I hope you know,
I’d still walk back through the fire.
Not because it didn’t burn, but because part of me knows that who I am now needed those ashes.
And I still believe in the warmth we almost became.
I’d still reach out first, still wait in the quiet, like a lantern left lit for someone who never returned.
Still smile through the cracks, still say I’m fine, while fading quietly into the darkness.
I hope you know, I never stopped loving you.
I just ran out of ways to prove it from a place where I was barely surviving.
Even when the silence grew sharp.
Even when I had nothing left but the echo of loving you.
When all I had left was a shadow of effort.
I know now I wasn’t fine, but I was still trying.
You just never cared what the trying was costing me.
Only what it was costing you, it seems.
You looked at my pain, and called it too much.
But I wasn’t broken.
I was just heavy, with things I didn’t know how to name aloud.
You mistook the weight for weakness, not seeing it was proof I’d carried hurt longer than anyone should have to.
Maybe you taught me the softness I now carry.
Or maybe I taught it to you, and we both forgot where it came from.

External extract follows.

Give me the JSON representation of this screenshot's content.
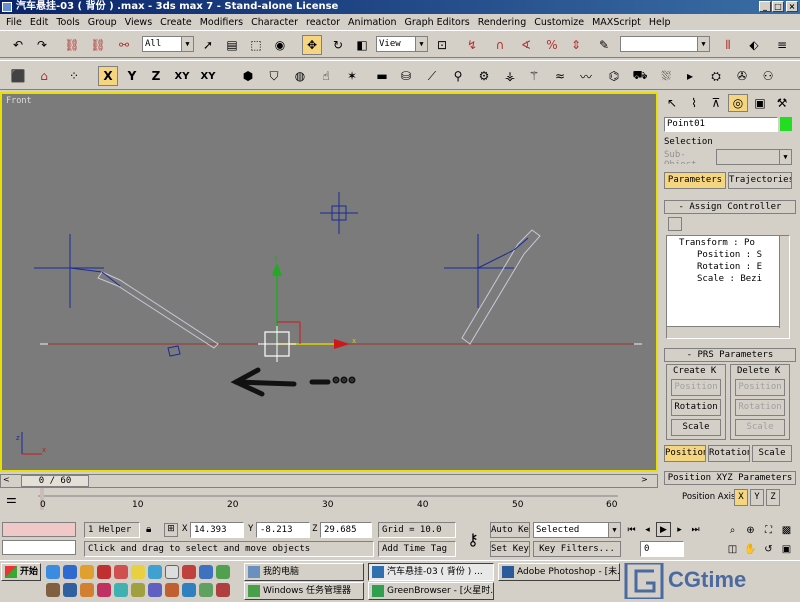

Some days… you’re the ghost of the most beautiful mistake I still make room for.
Other days… I see clearly how quickly you left, how you placed the weight of it all in my hands as you walked away.
And both of those truths live here, quietly fighting in the dark.
If you came back now… saying you missed me… I don’t know if I’d stay… or run away.
I think I’d smile, tell you I’m okay.
And I would be.
Because yes, you hurt me.
Not by playing games, but by leaving,
Right when I needed someone to stay.
Still, I loved you.
Still, I do.
And somehow, I’m learning to exist in the space between the two.
Still here.
Still me.
Just reshaped.
Still holding space for the version of me you never stayed long enough to see.
The one who wasn’t broken.
Just buried,
Beneath the weight of all the things you didn’t wait long enough to understand.